Les incendies dits criminels ravagent fréquemment des hectares de plantations d’anacardiers, d’ananas et de palmiers à Coyah, Kindia, Forécariah et Boké, notamment. Sur les réseaux sociaux, nombreuses personnes disent en être victimes, à l’appui de photos, vidéos et quelquefois des témoignages.

Le 21 avril, le ministre de l’Agriculture et de l’élevage, Mamoudou Nagnalen Barry, a écrit sur Facebook que la plupart des incendies de plantations ne sont pas criminels. «Certes, notre pays a connu des incendies criminels de plantation dans le passé. Il y a aussi des incendies non criminels qui consument des boutiques, villages et plantations. Depuis l’avènement du CNRD au pouvoir, et ma nomination au poste de ministre de l’Agriculture et de l’Elevage, la majorité, sinon la totalité des incendies dits “criminels” publiés sur les réseaux sociaux sont fakes, irréels, imaginaires et apatrides. Ils salissent inutilement l’image de notre pays et décourageant certains investisseurs. Un des cas qui a fait le tour d’Afrique concernait un jeune qui aurait été victime il y a 4 ans, dont on a recyclé les images, pendant que, grâce à un appui de l’Etat, il a repris ses activités il y a un an, en toute sécurité.»

Mamoudou Nagnalen Barry a déclaré que ce sont trois cas d’incendie qui sont portés à son attention depuis qu’il gère le ministère. Selon lui, deux cas étaient accidentels, le troisième, rien qu’une «arnaque». «Le cas de notre frère Singleton (chanteur) ne ressemblait pas à un acte criminel, et la victime n’a pas voulu porter plainte.»

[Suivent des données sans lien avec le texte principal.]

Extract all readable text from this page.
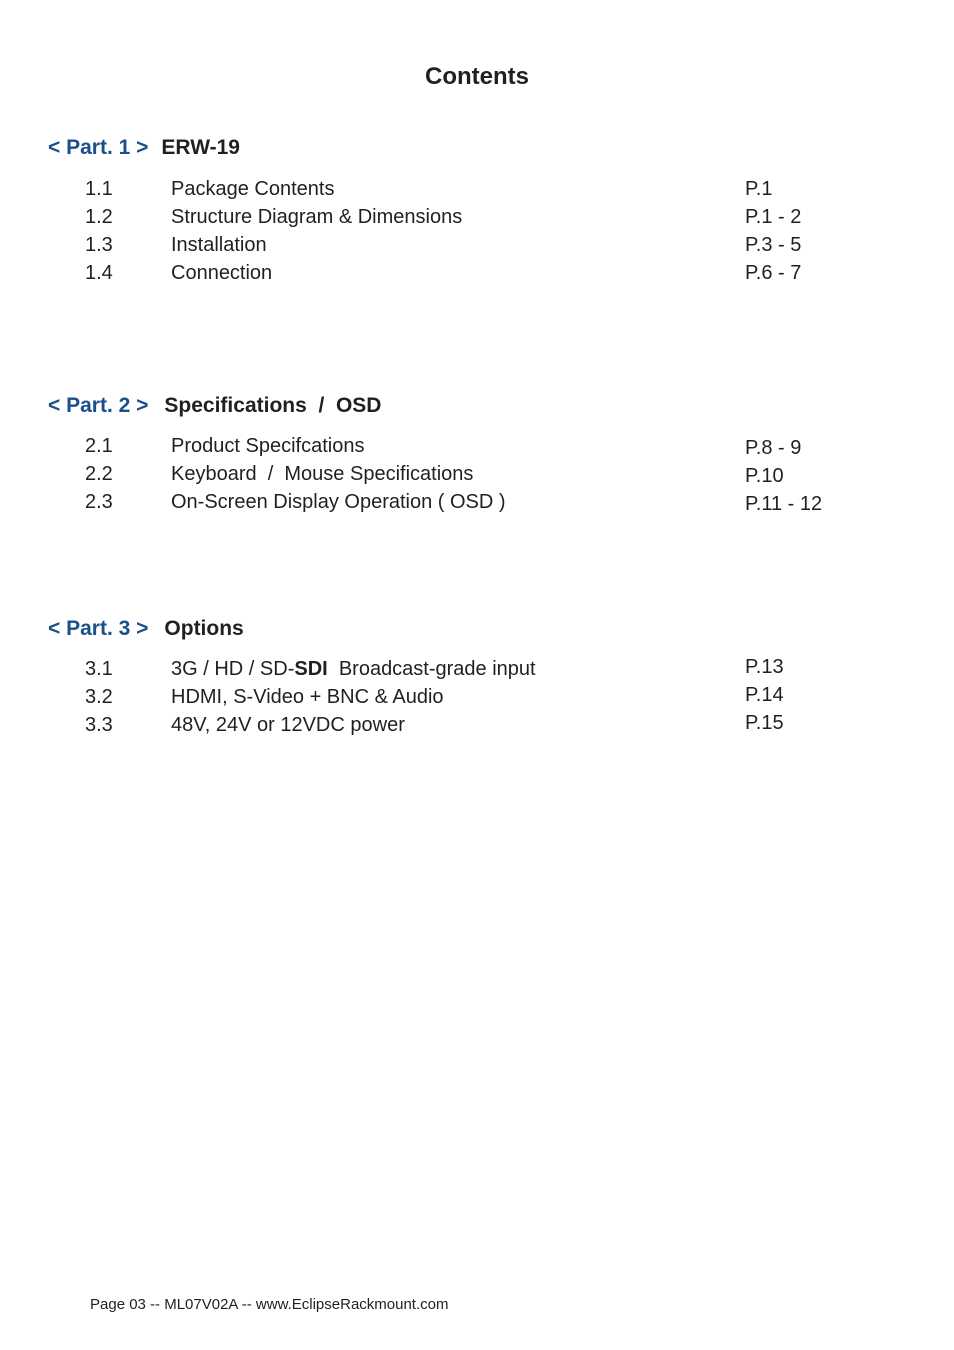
Contents
< Part. 1 > ERW-19
1.1	Package Contents	P.1
1.2	Structure Diagram & Dimensions	P.1 - 2
1.3	Installation	P.3 - 5
1.4	Connection	P.6 - 7
< Part. 2 > Specifications  /  OSD
2.1	Product Specifcations	P.8 - 9
2.2	Keyboard  /  Mouse Specifications	P.10
2.3	On-Screen Display Operation ( OSD )	P.11 - 12
< Part. 3 > Options
3.1	3G / HD / SD-SDI  Broadcast-grade input	P.13
3.2	HDMI, S-Video + BNC & Audio	P.14
3.3	48V, 24V or 12VDC power	P.15
Page 03 -- ML07V02A -- www.EclipseRackmount.com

Poursuites judicaires abandonnées

A en croire le ministre de l’Agriculture, le cas le plus connu est celui d’une dame qui aurait été deux fois victime à Kindia. «Il s’est avéré être une arnaque la deuxième fois, quand j’ai déployé les équipes pour identifier les voies et moyens pour l’aider. Pour la première fois, j’avais demandé son contact pour l’appeler, mais je n’ai pas eu de suite. Comme je sais que ce n’est généralement pas vrai, je n’ai pas insisté. La deuxième fois, grâce à un journaliste, j’ai eu son contact. Je l’ai immédiatement appelée. Elle n’arrêtait pas de pleurer à cause des pertes estimées à cinquante millions de francs guinéens. J’ai appelé mon inspecteur général afin de mobiliser les ressources et lui trouver un domaine sur un site sécurisé.» Sauf que, poursuit-il, la dame aurait fait des déclarations «incohérentes. Le ministère et la fédération des producteurs d’ananas se sont rendus à son champ, pour constater s’il y avait eu de nouvel incendie comme elle prétendait. Pire, elle avait multiplié par dix la superficie qui aurait été incendiée en février. J’ai voulu la poursuivre pour tentative d’escroquerie, mais les sages ont demandé de la laisser présenter ses excuses et que j’abandonne les poursuites. Ce qui fut fait.»

Mamoudou Nagnalen Barry invite les uns et les autres à stopper de véhiculer  «des nouvelles non vérifiées. On a l’impression que certains sont contents quand les mauvaises nouvelles arrivent à leur propre pays. Or, nous n’avons rien à y gagner.» Et d’ajouter : «Nous sommes disponibles à accompagner dans la mesure du possible toutes les victimes d’incendies criminels pour les poursuites judiciaires, ainsi que pour se relancer dans un mécanisme de prêt sans intérêt.»

«Qu’il arrête de nous dénigrer »

Fatoumata Chérif Diallo, victime d’incendie en janvier dernier à Kindia : «On a fait une déclaration, mais il n’y a pas eu de suite. Je ne vais plus intervenir là-dessus. Les propos du ministre, je ne les commente pas.»

Un hectare de champ d’ananas appartenant à Idrissa Kaba a été consumé en février 2022 à  Kindia. Pour lui, la sortie du ministre Mamoudou Nagnalen Barry est inopportune, ratée. «Je ne peux me permettre d’investir dans l’agriculture et après mettre le feu dans mon propre champ. Si le ministre ne veut pas accompagner les planteurs d’ananas, on le comprend, mais qu’il ne nous dénigre pas, qu’il ne décourage pas les entrepreneurs agricoles. Ce n’est pas du tout normal.» Et de poursuivre : «On a entamé des démarches, nous les victimes d’incendie. Le ministre nous a invitées à Conakry, il nous a fait des promesses. Il nous a indiqué que l’Etat allait nous accompagner, que le Président de la Transition était peiné de notre situation. On a constitué un collectif à leur demande, mais jusqu’à présent, on ne voit rien.»